AWS Security ChangesHomeSearch

AWS bedrock-agentcore documentation change

Service: bedrock-agentcore · 2026-04-01 · Documentation medium

File: bedrock-agentcore/latest/devguide/policy-permissions.md

Summary

Updated documentation to reflect that AgentCore CLI creates gateways with scoped permissions instead of wildcard permissions, requiring manual addition of Policy in AgentCore permissions and recommending specific resource ARNs for production environments.

Security assessment

The change emphasizes security best practices by moving from wildcard permissions to scoped permissions and following least-privilege principles.
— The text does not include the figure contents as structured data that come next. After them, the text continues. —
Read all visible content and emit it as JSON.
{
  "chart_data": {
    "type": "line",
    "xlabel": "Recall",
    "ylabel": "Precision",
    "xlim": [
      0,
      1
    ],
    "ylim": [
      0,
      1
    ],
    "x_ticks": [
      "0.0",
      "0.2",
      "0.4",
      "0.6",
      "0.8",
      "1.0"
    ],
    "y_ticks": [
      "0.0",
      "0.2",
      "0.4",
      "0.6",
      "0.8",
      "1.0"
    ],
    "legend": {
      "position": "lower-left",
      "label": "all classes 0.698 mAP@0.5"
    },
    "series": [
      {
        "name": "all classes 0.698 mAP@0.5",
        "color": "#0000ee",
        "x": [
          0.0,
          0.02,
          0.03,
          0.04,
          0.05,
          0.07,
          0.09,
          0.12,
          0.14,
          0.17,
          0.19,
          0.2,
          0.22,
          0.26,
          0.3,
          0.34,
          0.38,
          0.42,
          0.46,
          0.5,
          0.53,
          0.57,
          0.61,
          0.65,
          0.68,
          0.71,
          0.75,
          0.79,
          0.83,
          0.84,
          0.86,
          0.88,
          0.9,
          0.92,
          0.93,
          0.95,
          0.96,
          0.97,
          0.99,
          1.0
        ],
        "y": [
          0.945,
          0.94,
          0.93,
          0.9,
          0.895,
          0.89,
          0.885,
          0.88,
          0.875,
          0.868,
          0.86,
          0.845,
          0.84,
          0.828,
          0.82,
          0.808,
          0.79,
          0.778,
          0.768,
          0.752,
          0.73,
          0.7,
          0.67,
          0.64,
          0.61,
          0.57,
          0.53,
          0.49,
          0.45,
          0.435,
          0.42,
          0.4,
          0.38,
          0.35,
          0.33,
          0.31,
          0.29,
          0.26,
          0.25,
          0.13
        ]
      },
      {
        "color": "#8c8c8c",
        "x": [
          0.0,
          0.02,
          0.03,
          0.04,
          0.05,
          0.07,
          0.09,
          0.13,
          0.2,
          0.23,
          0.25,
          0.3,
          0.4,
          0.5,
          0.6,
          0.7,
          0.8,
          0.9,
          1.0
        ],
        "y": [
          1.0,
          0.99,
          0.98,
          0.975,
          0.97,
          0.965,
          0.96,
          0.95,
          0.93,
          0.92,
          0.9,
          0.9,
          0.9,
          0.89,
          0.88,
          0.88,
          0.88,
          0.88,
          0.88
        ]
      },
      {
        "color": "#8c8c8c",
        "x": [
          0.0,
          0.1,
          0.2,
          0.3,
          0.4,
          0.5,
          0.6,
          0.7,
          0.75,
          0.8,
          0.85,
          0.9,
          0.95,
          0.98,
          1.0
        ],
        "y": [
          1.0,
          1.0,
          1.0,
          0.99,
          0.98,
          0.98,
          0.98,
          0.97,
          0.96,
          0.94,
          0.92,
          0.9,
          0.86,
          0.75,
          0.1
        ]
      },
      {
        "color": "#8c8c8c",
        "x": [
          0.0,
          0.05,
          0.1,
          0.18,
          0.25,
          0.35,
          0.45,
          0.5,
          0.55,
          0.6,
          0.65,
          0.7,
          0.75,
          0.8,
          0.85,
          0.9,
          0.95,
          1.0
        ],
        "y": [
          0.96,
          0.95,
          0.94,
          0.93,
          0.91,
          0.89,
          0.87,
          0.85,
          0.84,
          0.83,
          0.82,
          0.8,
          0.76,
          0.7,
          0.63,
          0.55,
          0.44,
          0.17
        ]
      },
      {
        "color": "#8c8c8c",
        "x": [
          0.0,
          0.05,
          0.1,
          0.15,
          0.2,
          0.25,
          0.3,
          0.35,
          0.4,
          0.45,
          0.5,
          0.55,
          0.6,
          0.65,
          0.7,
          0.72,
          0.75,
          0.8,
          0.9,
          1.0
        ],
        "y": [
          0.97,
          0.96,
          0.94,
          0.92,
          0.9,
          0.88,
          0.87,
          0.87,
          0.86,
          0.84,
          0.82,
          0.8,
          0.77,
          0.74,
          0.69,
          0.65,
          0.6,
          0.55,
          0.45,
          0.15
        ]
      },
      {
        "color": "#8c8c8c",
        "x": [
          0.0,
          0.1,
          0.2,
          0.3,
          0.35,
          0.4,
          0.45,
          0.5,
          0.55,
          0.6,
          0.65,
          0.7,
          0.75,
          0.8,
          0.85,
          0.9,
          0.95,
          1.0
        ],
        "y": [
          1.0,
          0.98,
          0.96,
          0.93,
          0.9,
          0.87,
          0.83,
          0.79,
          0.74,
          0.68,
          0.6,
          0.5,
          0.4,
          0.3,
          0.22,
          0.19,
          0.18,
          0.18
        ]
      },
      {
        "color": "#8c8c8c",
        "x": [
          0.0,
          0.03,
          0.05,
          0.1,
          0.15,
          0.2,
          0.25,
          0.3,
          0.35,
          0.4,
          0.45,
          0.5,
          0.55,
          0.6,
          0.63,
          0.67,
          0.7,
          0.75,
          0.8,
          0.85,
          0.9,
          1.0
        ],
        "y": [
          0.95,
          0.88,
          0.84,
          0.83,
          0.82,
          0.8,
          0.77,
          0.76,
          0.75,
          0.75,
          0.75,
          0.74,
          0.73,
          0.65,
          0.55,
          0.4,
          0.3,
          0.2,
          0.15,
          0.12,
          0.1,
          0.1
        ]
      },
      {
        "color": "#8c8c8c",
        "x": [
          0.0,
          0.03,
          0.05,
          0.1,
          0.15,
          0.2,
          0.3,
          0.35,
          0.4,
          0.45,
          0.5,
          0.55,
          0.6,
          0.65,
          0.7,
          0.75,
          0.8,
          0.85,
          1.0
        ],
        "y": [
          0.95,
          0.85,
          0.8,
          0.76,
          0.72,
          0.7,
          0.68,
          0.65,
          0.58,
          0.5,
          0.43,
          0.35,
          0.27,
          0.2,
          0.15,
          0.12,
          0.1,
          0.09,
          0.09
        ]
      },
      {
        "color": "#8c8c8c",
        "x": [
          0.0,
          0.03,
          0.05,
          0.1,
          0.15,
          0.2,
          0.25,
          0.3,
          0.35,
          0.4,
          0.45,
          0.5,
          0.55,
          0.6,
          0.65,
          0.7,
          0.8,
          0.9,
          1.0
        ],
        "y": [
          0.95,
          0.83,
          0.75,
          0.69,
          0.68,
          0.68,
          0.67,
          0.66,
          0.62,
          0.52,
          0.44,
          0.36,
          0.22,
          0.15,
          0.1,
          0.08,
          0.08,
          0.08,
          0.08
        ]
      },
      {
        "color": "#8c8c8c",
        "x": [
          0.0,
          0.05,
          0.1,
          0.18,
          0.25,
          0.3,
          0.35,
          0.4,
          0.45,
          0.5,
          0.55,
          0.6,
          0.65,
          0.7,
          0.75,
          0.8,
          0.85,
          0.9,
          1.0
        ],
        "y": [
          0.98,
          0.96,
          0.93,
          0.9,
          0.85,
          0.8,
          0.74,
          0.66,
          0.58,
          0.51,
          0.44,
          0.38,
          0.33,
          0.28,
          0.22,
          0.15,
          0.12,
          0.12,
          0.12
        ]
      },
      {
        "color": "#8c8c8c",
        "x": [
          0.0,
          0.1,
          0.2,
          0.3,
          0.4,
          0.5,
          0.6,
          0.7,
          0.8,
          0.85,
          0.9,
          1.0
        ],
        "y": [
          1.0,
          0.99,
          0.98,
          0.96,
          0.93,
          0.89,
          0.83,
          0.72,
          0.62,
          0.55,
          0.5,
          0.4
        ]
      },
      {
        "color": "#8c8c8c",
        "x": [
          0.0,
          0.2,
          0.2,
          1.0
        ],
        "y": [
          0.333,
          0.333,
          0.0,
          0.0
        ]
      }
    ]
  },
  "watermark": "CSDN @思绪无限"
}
It explicitly states that the CLI no longer creates roles with `bedrock-agentcore:*` wildcard permissions and requires manual addition of specific permissions. This is a proactive security improvement, not a response to a specific security incident.

Diff

diff --git a/bedrock-agentcore/latest/devguide/policy-permissions.md b/bedrock-agentcore/latest/devguide/policy-permissions.md
index f775a1f87..e7d747c05 100644
--- a//bedrock-agentcore/latest/devguide/policy-permissions.md
+++ b//bedrock-agentcore/latest/devguide/policy-permissions.md
@@ -309 +309 @@ Determine whether Policy in AgentCore permissions need to be added to the Amazon
-**Scenario 1: Gateway Created with Starter Toolkit**
+**Scenario 1: Gateway Created with AgentCore CLI**
@@ -312 +312 @@ Determine whether Policy in AgentCore permissions need to be added to the Amazon
-**Status:** No action needed
+**Status:** Action required
@@ -314 +314 @@ Determine whether Policy in AgentCore permissions need to be added to the Amazon
-The starter toolkit automatically creates an execution role with `bedrock-agentcore:*` wildcard permissions that include all Policy in AgentCore actions. The role is fully configured and ready to use.
+The AgentCore CLI creates a gateway execution role with scoped permissions for target invocation and outbound authentication, but does not include Policy in AgentCore permissions. You must manually add the `AuthorizeAction`, `PartiallyAuthorizeActions`, and `GetPolicyEngine` permissions documented in this guide to the gateway execution role.
@@ -328 +328 @@ Custom IAM roles require the Policy in AgentCore permissions documented in this
-Even when using the starter toolkit, production environments may require replacing wildcard permissions with specific actions that follow least-privilege principles.
+For production environments, scope the Policy in AgentCore permissions to specific resource ARNs rather than using wildcards. Replace `policy-engine/*` and `gateway/*` with the specific policy engine and gateway IDs in your permission policies.